Os jornais noticiam na terça-feira (10/4) que representantes do governo e da oposição no Congresso Nacional estão coletando assinaturas para a criação de uma comissão parlamentar mista de inquérito destinada a apurar as relações de senadores e deputados com o empresário Carlos Augusto Ramos, conhecido como Carlinhos Cachoeira.
Em uma das versões, a iniciativa tem como finalidade a colheita de dividendos eleitorais, uma vez que a operação policial que ameaça a carreira política do senador goiano Demóstenes Torres cita parlamentares de variados partidos. Segundo essa interpretação, quem sair na frente e obtiver mais espaço na mídia poderá minimizar os danos ao seu grupo e infligir perdas aos concorrentes nas eleições deste ano e nas de 2014.
No entanto, há outra possibilidade: geralmente, quando ocorre uma dessas raras convergências no Parlamento, o objetivo real é o atendimento dos interesses corporativos. Existe, portanto, grande possibilidade de que essa movimentação tenha como meta principal livrar os congressistas da presença incômoda de Demóstenes Torres e apagar rapidamente as pistas que conduzem a outros gabinetes.
Pauta rica
Assim, a “CPI do Cacheira”, como já vem sendo chamada, corre o risco de virar uma verdadeira “cascata”, no significado original e no sentido metafórico que a palavra carrega. Portanto, o resultado tanto pode ser uma enxurrada de denúncias como uma profusão de discursos sem conteúdo relevante.
Tudo pode depender, em última instância, de como a imprensa vai atuar na escolha dos muitos candidatos a porta-voz da moralidade que com certeza irão se apresentar. Por enquanto, todo o noticiário circula em torno de informações vazadas da investigação da Polícia Federal.
Como o Conselho de Ética do Senado estava até o início desta semana sem presidente, o Congresso não tinha condições formais de iniciar o processo contra Demóstenes Torres, que poderia expor a extensão das relações de Carlos Cachoeira entre os parlamentares.
Os jornais apostam que as chances de o senador goiano se livrar da cassação no Conselho de Ética são remotas, mas a tradição não justifica grandes expectativas em torno dos resultados de uma CPI.
Alguns senadores já tentaram se antecipar à investigação oficial, solicitando acesso ao inquérito da Polícia Federal, que corre em segredo de Justiça, mas o Supremo Tribunal Federal se negou a fornecer informações.
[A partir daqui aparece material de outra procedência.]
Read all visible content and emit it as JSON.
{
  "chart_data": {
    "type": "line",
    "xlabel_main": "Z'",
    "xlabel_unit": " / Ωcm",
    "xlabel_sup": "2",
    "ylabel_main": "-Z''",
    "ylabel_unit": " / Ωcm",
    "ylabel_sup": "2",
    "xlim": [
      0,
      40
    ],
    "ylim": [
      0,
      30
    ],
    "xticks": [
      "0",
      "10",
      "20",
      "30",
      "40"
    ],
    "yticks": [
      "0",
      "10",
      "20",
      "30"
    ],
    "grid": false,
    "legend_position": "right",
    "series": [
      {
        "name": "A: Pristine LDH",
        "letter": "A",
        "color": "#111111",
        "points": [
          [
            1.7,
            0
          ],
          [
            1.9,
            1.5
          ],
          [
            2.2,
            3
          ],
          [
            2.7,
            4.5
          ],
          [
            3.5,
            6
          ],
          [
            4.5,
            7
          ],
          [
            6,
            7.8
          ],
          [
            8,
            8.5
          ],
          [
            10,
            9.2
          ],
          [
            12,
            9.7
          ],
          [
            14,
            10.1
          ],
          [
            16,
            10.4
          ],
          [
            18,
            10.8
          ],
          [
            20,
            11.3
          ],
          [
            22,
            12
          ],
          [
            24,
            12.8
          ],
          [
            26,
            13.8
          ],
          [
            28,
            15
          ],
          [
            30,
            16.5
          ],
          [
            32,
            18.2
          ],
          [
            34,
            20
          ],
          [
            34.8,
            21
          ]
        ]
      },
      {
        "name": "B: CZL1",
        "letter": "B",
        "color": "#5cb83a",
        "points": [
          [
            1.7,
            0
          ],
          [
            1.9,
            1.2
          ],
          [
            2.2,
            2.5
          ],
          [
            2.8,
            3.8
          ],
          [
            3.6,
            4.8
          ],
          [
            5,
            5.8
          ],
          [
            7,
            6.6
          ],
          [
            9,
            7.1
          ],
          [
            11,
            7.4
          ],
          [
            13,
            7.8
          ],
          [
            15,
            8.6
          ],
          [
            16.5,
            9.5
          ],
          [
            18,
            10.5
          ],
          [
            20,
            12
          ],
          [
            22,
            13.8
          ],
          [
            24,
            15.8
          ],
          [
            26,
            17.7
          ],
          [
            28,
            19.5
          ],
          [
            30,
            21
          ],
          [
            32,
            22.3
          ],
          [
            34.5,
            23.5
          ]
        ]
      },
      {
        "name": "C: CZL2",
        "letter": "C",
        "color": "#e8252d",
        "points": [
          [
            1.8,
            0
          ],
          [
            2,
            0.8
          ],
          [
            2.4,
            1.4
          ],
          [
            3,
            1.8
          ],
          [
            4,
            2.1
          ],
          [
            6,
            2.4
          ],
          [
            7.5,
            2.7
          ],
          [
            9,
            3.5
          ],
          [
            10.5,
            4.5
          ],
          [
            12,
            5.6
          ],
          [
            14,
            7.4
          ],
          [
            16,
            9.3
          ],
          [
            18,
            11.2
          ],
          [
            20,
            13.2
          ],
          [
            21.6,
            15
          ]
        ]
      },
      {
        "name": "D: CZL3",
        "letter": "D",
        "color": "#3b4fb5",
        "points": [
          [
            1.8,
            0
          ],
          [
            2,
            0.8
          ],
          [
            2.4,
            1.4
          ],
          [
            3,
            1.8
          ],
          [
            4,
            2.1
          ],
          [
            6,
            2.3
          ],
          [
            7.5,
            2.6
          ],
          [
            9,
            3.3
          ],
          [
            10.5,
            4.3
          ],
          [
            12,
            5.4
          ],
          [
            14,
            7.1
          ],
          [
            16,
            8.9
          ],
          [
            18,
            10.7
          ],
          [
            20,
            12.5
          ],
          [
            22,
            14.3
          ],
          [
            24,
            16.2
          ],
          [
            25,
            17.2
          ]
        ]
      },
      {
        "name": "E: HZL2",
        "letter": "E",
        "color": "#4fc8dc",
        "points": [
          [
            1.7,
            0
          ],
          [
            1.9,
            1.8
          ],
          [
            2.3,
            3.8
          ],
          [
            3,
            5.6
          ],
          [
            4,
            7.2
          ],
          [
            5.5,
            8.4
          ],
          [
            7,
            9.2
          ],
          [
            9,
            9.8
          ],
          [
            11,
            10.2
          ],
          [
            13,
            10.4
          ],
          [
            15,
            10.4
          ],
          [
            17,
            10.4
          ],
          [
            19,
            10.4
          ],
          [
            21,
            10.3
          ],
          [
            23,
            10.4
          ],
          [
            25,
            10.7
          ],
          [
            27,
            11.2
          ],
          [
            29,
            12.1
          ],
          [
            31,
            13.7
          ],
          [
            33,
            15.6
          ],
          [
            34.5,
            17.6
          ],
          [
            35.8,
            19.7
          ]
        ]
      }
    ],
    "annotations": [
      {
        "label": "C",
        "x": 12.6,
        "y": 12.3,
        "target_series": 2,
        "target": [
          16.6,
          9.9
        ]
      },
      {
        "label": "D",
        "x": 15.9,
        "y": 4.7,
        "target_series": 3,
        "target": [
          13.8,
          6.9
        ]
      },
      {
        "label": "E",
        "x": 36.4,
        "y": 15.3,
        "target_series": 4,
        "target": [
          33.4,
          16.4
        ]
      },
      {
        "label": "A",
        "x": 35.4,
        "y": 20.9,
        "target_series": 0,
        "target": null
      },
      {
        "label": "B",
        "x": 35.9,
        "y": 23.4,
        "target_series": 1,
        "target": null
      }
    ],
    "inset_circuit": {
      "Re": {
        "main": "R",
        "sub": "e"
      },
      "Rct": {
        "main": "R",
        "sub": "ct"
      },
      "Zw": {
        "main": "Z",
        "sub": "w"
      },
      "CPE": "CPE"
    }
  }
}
Ainda assim, sabe-se, por exemplo, que o esquema de Carlos Cachoeira incluía o fornecimento a parlamentares e órgãos oficiais de notas fiscais de um posto de gasolina para comprovação de despesas com verba pública.
Postos de combustíveis fazem parte dos esquemas mais comuns de lavagem de dinheiro por parte de organizações criminosas. Em São Paulo, um ex-candidato a deputado federal que teve o registro negado sob a suspeita de ser um operador a serviço do grupo criminoso denominado Primeiro Comando da Capital, é apontado como administrador de nada menos do que quarenta postos de combustível na região metropolitana da capital paulista.
Detalhes como esse fazem do inquérito policial sobre as relações de Carlos Cachoeira com parlamentares de Brasília e autoridades de vários estados uma verdadeira jazida de informações para o jornalismo investigativo.
Distrações no caminho
Pelo que já foi revelado de seus conteúdos, as conversas registradas pela Polícia Federal permitem desvendar uma extensa rede de relações que comprometem muito mais gente do que a lista apresentada até aqui pelos jornais e revistas.
Se houver interesse real da imprensa, pode-se estender a ação inicialmente centrada em Carlos Cachoeira e Demóstenes Torres para outros empresários da jogatina em outros estados. Com certeza o leitor de jornais ficaria surpreso com o número e o quilate dos políticos que já foram beneficiados por doações diretas e indiretas de bicheiros.
Mas a imprensa não poderá, como nos escândalos anteriores, depender apenas dos vazamentos seletivos que normalmente ocorrem nas comissões parlamentares de inquérito. Da mesma forma, é preciso ficar atento a iniciativas que podem dividir as atenções.
Na mesma terça-feira (10), por exemplo, a imprensa noticia que uma comissão do Senado está propondo o fim da punição para donos de prostíbulos. A questão envolve não apenas as casas de luxo instaladas em bairros nobres das grandes cidades, mas também a questão do tráfico de escravas sexuais – um problema grave na Europa – e a exploração de crianças e adolescentes.
Trata-se de assunto que, além de anedotas e trocadilhos evidentes, tem grande potencial para inspirar novas polêmicas, porque é tipicamente um dos “negócios” explorados por “empresários” da qualidade de Carlos Cachoeira.